Superresolution optical-fluctuation imaging microscopy is multicolor

Multicolor fluorescence microscopy enables biologists to study the relative arrangements of cellular structures, as well as interactions of different proteins. While conventional microscopes can only resolve details on the order of the wavelength of light, numerous superresolution microscopy concepts have been developed in the past decade to help researchers to overcome the diffraction limit and to make new discoveries. These new methods are only slowly finding their way into routine biological applications. This is sometimes due to the increased complexity of superresolution microscopy hardware, and sometimes due to increased demands on sample preparation and fluorescent labels. The requirements for successful superresolution imaging are even more challenging to meet for multicolor applications.

Researchers at the Laboratory of Biomedical Optics at the École polytechnique fédérale de Lausanne (EPFL; Lausanne, Switzerland) are working on superresolution optical-fluctuation imaging (SOFI) to increase the spatial resolution and sampling in 2D and 3D imaging. SOFI is an alternative to single-molecule localization microscopy techniques such as stochastic optical reconstruction microscopy (STORM) and photoactivated localization microscopy (PALM). It analyzes higher-order spatiotemporal statistics of a time series of blinking fluorophores, and as a result does not require the isolation of individual fluorophores′ emissions. SOFI is compatible with a wider range of labeling and imaging conditions, which simplifies fluorophore selection and experiments.

In their new study, the EPFL researchers, led by Theo Lasser and Aleksandra Radenovic, extended the statistical analysis into the spectral domain to pave the way towards a new approach for multicolor superresolution imaging (see figure). The number of colors is not limited by the microscope’s spectral channels.

Additional color channels

In classical multicolor imaging, crosstalk between different spectral channels of the microscope is avoided as much as possible. In contrast, in multicolor SOFI, the researchers exploit the crosstalk for generating additional color channels. They apply so-called “cross-cumulant analysis” between multiple simultaneously acquired spectral channels. The statistical analysis allows them to supplement the physical detection channels provided by the microscope with additional virtual spectral channels.

“Only the signals that are spatially and temporally correlated in the different spectral channels will appear in the virtual channels,” says Kristin Grussmayer, one of the researchers. “We are picking up exactly the crosstalk that everyone else wants to get rid of.” The additional computationally generated spectral channels, together with linear unmixing, allow the imaging of more distinct fluorophore colors than recorded physical detection channels.
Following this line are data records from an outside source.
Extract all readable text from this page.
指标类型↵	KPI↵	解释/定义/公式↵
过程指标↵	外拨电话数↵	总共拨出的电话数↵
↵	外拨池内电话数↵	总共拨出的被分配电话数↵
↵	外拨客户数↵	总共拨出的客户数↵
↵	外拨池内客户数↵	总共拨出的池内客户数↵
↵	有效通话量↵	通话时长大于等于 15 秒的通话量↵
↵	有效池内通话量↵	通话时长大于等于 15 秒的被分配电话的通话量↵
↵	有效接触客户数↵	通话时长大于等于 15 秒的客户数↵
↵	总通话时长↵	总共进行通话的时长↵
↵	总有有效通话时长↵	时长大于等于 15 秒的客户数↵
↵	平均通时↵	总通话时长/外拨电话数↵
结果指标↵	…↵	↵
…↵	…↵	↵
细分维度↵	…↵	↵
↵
The researchers have developed a framework to optimize the spectral channels of the microscope for a given combination of fluorophores that should be imaged. Simulated datasets helped the team to verify that their new multicolor approach should work for a wide range of labels with different photophysical properties, even for those with strongly overlapping emission spectra. “We could show that our approach works for three-color imaging in fixed and in living cells for a variety of dyes and fluorescent proteins,” says Grussmayer. “The imaging can be performed using commercial widefield setups with two-channel image splitting units that are widely available. In principle, we are not limited to three colors.”

Instructions for performing multicolor spectral cross-cumulant SOFI analysis are available on the Laboratory of Nanoscale biology website at https://bit.ly/SOFIPackages and the software package can be downloaded at https://bit.ly/SOFIDownload.

REFERENCE

1. K. S. Grussmayer et al., Nat. Commun. (Jun. 15, 2020); doi:10.1038/s41467-020-16841-1.